Over 270,000 Brooklyn households are poised to lose access to a low-cost broadband connection subsidy as a federal program expired in April, according to a recent report from the nonprofit Center for an Urban Future.
According to an analysis of the federal government’s Affordable Connectivity Program (ACP), which provides low-income households with a $30 subsidy to reduce the cost of home broadband service, nearly one million households across the five boroughs are poised to lose this subsidy, with the most significant impact felt in the city’s lowest-income communities.
The report found that Brooklyn has the highest total number of households enrolled in the ACP, with 272,517 households.

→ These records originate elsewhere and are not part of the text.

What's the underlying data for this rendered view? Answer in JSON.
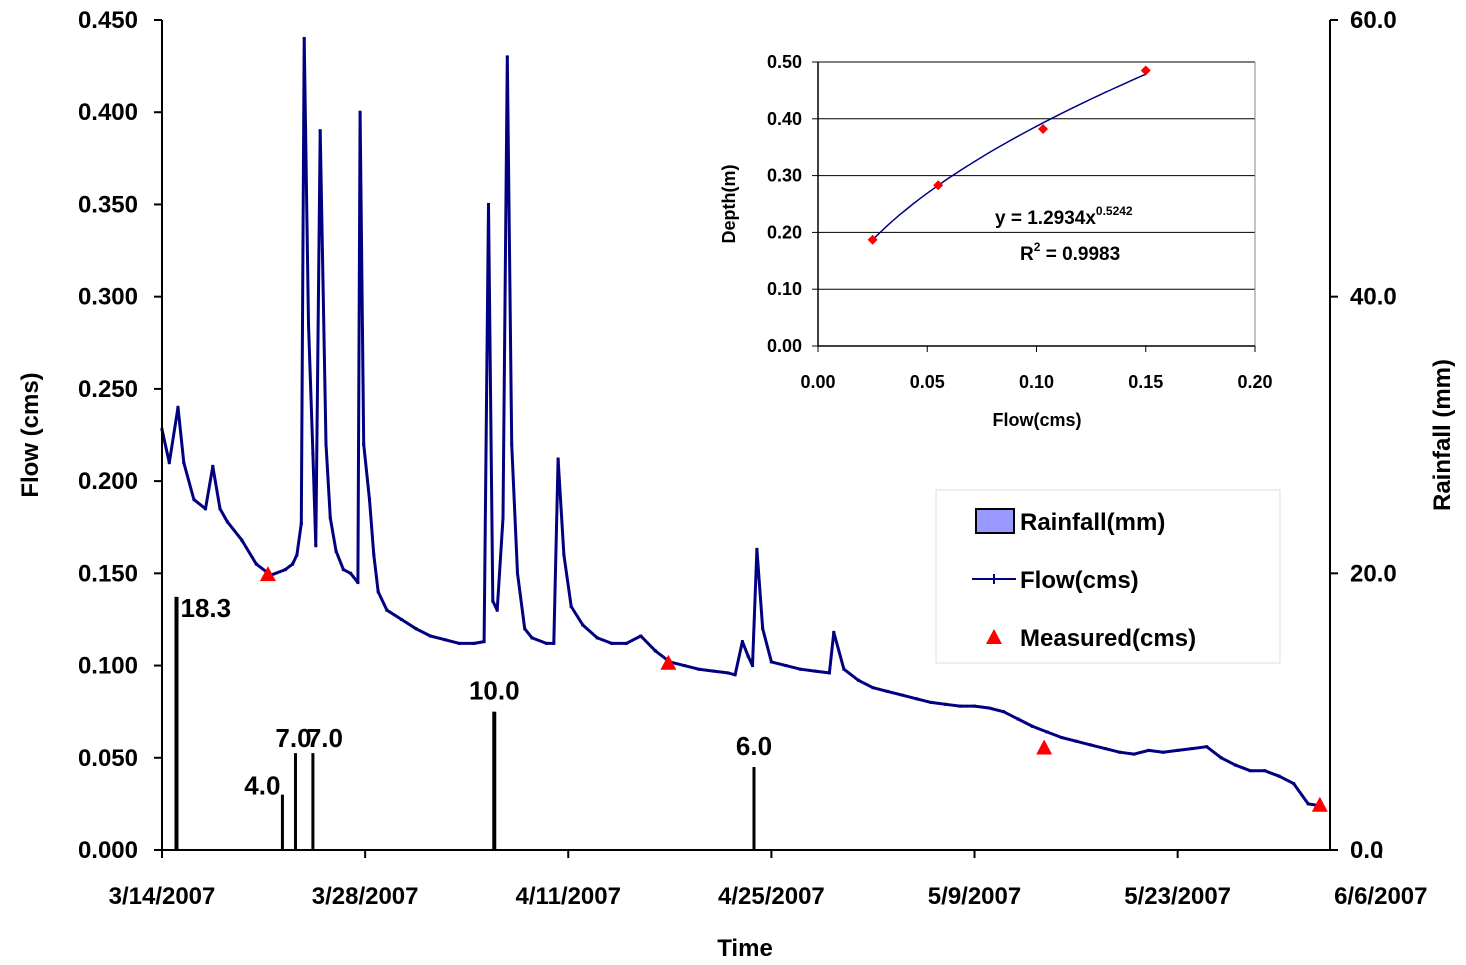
{
  "chart_data": {
    "type": "line",
    "xlabel": "Time",
    "ylabel": "Flow (cms)",
    "y2label": "Rainfall (mm)",
    "x_ticks": [
      "3/14/2007",
      "3/28/2007",
      "4/11/2007",
      "4/25/2007",
      "5/9/2007",
      "5/23/2007",
      "6/6/2007"
    ],
    "ylim": [
      0,
      0.45
    ],
    "y_ticks": [
      "0.000",
      "0.050",
      "0.100",
      "0.150",
      "0.200",
      "0.250",
      "0.300",
      "0.350",
      "0.400",
      "0.450"
    ],
    "y2lim": [
      0,
      60
    ],
    "y2_ticks": [
      "0.0",
      "20.0",
      "40.0",
      "60.0"
    ],
    "grid": false,
    "legend_position": "center-right",
    "series": [
      {
        "name": "Rainfall(mm)",
        "type": "bar",
        "color": "#9999ff",
        "points": [
          {
            "day": 1,
            "value": 18.3,
            "label": "18.3"
          },
          {
            "day": 8.3,
            "value": 4.0,
            "label": "4.0"
          },
          {
            "day": 9.2,
            "value": 7.0,
            "label": "7.0"
          },
          {
            "day": 10.4,
            "value": 7.0,
            "label": "7.0"
          },
          {
            "day": 22.9,
            "value": 10.0,
            "label": "10.0"
          },
          {
            "day": 40.8,
            "value": 6.0,
            "label": "6.0"
          }
        ]
      },
      {
        "name": "Flow(cms)",
        "type": "line",
        "color": "#000080",
        "points": [
          [
            0,
            0.228
          ],
          [
            0.5,
            0.21
          ],
          [
            1.1,
            0.24
          ],
          [
            1.5,
            0.21
          ],
          [
            2.2,
            0.19
          ],
          [
            3.0,
            0.185
          ],
          [
            3.5,
            0.208
          ],
          [
            4.0,
            0.185
          ],
          [
            4.5,
            0.178
          ],
          [
            5.5,
            0.168
          ],
          [
            6.5,
            0.155
          ],
          [
            7.5,
            0.149
          ],
          [
            8.5,
            0.152
          ],
          [
            9.0,
            0.155
          ],
          [
            9.3,
            0.16
          ],
          [
            9.6,
            0.177
          ],
          [
            9.8,
            0.44
          ],
          [
            10.1,
            0.285
          ],
          [
            10.4,
            0.215
          ],
          [
            10.6,
            0.165
          ],
          [
            10.9,
            0.39
          ],
          [
            11.3,
            0.22
          ],
          [
            11.6,
            0.18
          ],
          [
            12.0,
            0.162
          ],
          [
            12.5,
            0.152
          ],
          [
            13.0,
            0.15
          ],
          [
            13.5,
            0.145
          ],
          [
            13.65,
            0.4
          ],
          [
            13.9,
            0.22
          ],
          [
            14.3,
            0.19
          ],
          [
            14.6,
            0.16
          ],
          [
            14.9,
            0.14
          ],
          [
            15.5,
            0.13
          ],
          [
            16.5,
            0.125
          ],
          [
            17.5,
            0.12
          ],
          [
            18.5,
            0.116
          ],
          [
            19.5,
            0.114
          ],
          [
            20.5,
            0.112
          ],
          [
            21.5,
            0.112
          ],
          [
            22.2,
            0.113
          ],
          [
            22.5,
            0.35
          ],
          [
            22.8,
            0.135
          ],
          [
            23.1,
            0.13
          ],
          [
            23.5,
            0.18
          ],
          [
            23.8,
            0.43
          ],
          [
            24.1,
            0.22
          ],
          [
            24.5,
            0.15
          ],
          [
            25.0,
            0.12
          ],
          [
            25.5,
            0.115
          ],
          [
            26.5,
            0.112
          ],
          [
            27.0,
            0.112
          ],
          [
            27.3,
            0.212
          ],
          [
            27.7,
            0.16
          ],
          [
            28.2,
            0.132
          ],
          [
            29,
            0.122
          ],
          [
            30,
            0.115
          ],
          [
            31,
            0.112
          ],
          [
            32,
            0.112
          ],
          [
            33,
            0.116
          ],
          [
            34,
            0.108
          ],
          [
            35,
            0.102
          ],
          [
            36,
            0.1
          ],
          [
            37,
            0.098
          ],
          [
            38,
            0.097
          ],
          [
            39,
            0.096
          ],
          [
            39.5,
            0.095
          ],
          [
            40.0,
            0.113
          ],
          [
            40.4,
            0.105
          ],
          [
            40.7,
            0.1
          ],
          [
            41.0,
            0.163
          ],
          [
            41.4,
            0.12
          ],
          [
            42,
            0.102
          ],
          [
            43,
            0.1
          ],
          [
            44,
            0.098
          ],
          [
            45,
            0.097
          ],
          [
            46,
            0.096
          ],
          [
            46.3,
            0.118
          ],
          [
            47,
            0.098
          ],
          [
            48,
            0.092
          ],
          [
            49,
            0.088
          ],
          [
            50,
            0.086
          ],
          [
            51,
            0.084
          ],
          [
            52,
            0.082
          ],
          [
            53,
            0.08
          ],
          [
            54,
            0.079
          ],
          [
            55,
            0.078
          ],
          [
            56,
            0.078
          ],
          [
            57,
            0.077
          ],
          [
            58,
            0.075
          ],
          [
            59,
            0.071
          ],
          [
            60,
            0.067
          ],
          [
            61,
            0.064
          ],
          [
            62,
            0.061
          ],
          [
            63,
            0.059
          ],
          [
            64,
            0.057
          ],
          [
            65,
            0.055
          ],
          [
            66,
            0.053
          ],
          [
            67,
            0.052
          ],
          [
            68,
            0.054
          ],
          [
            69,
            0.053
          ],
          [
            70,
            0.054
          ],
          [
            71,
            0.055
          ],
          [
            72,
            0.056
          ],
          [
            73,
            0.05
          ],
          [
            74,
            0.046
          ],
          [
            75,
            0.043
          ],
          [
            76,
            0.043
          ],
          [
            77,
            0.04
          ],
          [
            78,
            0.036
          ],
          [
            79,
            0.025
          ],
          [
            79.8,
            0.024
          ]
        ]
      },
      {
        "name": "Measured(cms)",
        "type": "scatter",
        "color": "#ff0000",
        "points": [
          [
            7.3,
            0.149
          ],
          [
            34.9,
            0.101
          ],
          [
            60.8,
            0.055
          ],
          [
            79.8,
            0.024
          ]
        ]
      }
    ],
    "inset": {
      "type": "scatter",
      "xlabel": "Flow(cms)",
      "ylabel": "Depth(m)",
      "xlim": [
        0,
        0.2
      ],
      "ylim": [
        0,
        0.5
      ],
      "x_ticks": [
        "0.00",
        "0.05",
        "0.10",
        "0.15",
        "0.20"
      ],
      "y_ticks": [
        "0.00",
        "0.10",
        "0.20",
        "0.30",
        "0.40",
        "0.50"
      ],
      "points": [
        [
          0.025,
          0.187
        ],
        [
          0.055,
          0.283
        ],
        [
          0.103,
          0.382
        ],
        [
          0.15,
          0.485
        ]
      ],
      "marker_color": "#ff0000",
      "fit_color": "#000080",
      "fit": {
        "a": 1.2934,
        "b": 0.5242
      },
      "equation_base": "y = 1.2934x",
      "equation_exp": "0.5242",
      "r2_base": "R",
      "r2_exp": "2",
      "r2_value": " = 0.9983"
    }
  }
}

Six out of the top 25 NYC zip codes with the most households enrolled in the ACP are located in Brooklyn, including Bedford Stuyvesant, Bushwick, East New York, and Sunset Park. More than half (53%) of households in the zip code of 11239 in Canarsie/Flatlands rely on the ACP for broadband access, the study found.
This analysis suggests that ACP enrollment in New York City is concentrated in areas of the city that need it most, with New York’s lowest-income neighborhoods seeing the highest levels of enrollment.
The nonprofit said that broadband access is essential for education, employment and social services, as New Yorkers grapple with a widespread affordability crisis.
The group urged Congress to reauthorize funding for the ACP. At the same time, city and state leaders will have to do much more to expand broadband access and lower costs for the hundreds of thousands of New Yorkers who struggle to afford high-speed internet, the group added.